Step 3: Modeling Individuals

We say:

$\theta_{ij} \sim \mathcal{N}(\mu_j, \Sigma_j)$

This means:

For biomarker $j$ , each subject $i$ has their own parameter vector $\theta_{ij}$
These vectors come from a Normal distribution centered at $\mu_j$ (the population mean for that biomarker)
$\Sigma_j$ is the covariance matrix capturing variation across individuals for that biomarker

But here’s the catch: we don’t know $\mu_j$ or $\Sigma_j$ yet.

So How Do We Handle the Unknowns?

In Bayesian modeling, we treat unknowns as random variables too. So instead of fixing $\mu_j$ and $\Sigma_j$ , we say:

“Let’s estimate them, but we’ll put a prior belief on them to guide the learning.”

This brings us to:

Step 4: Priors on $\mu_j$

$\mu_j \sim \mathcal{N}(\mu_{\text{hyp},j}, \Omega_{\text{hyp},j})$

Explanation:

$\mu_j$ : unknown population-level mean of the parameters for biomarker $j$
We say:

“We believe $\mu_j$ comes from another normal distribution”

Centered at $\mu_{\text{hyp},j}$ — a guess for what the mean might be

With spread $\Omega_{\text{hyp},j}$ — how confident we are in that guess

If we want to be very flexible, we make this prior weakly informative:

Set $\mu_{\text{hyp},j} = 0$
Set $\Omega_{\text{hyp},j} = 100 \cdot I_7$ , where $I_7$ is the identity matrix (saying we are uncertain)

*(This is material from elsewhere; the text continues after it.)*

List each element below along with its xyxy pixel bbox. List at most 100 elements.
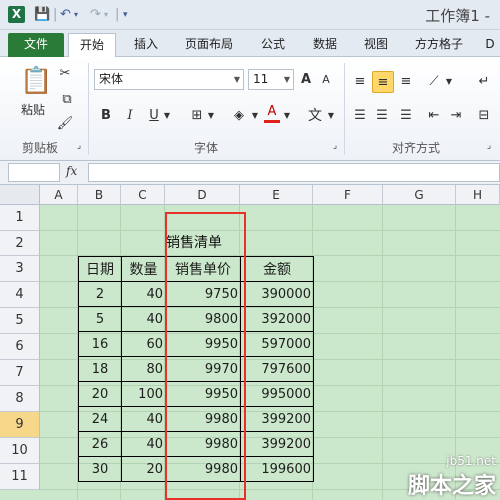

This is a prior on a population-level parameter — a “hyperprior”.

Step 5: Priors on $\Sigma_j$

We also don’t know how much individual parameters vary, so we say:

$\Sigma_j^{-1} \sim \mathcal{W}(\Omega_j, \nu_j)$

This is a Wishart prior on the precision matrix (inverse of covariance). Why?

In multivariate stats, it’s common to use the Wishart distribution as a prior for covariance matrices
$\Omega_j$ : the scale (like the average covariance we expect)
$\nu_j$ : degrees of freedom (how confident we are)

If we want to be uninformative, we might say:

$\Omega_j = 0.1 \cdot I_7$
$\nu_j = 8$

That allows a wide range of possible covariance matrices.

Summary of Why Priors Show Up

Priors appear at step 4 and 5 because we are now modeling the parameters themselves.

In Bayesian statistics:

Every unknown quantity is treated as a random variable
Every random variable must have a probability distribution
That’s what priors are

They let us encode our beliefs, and importantly, they let us regularize the model so it doesn’t overfit sparse or noisy data.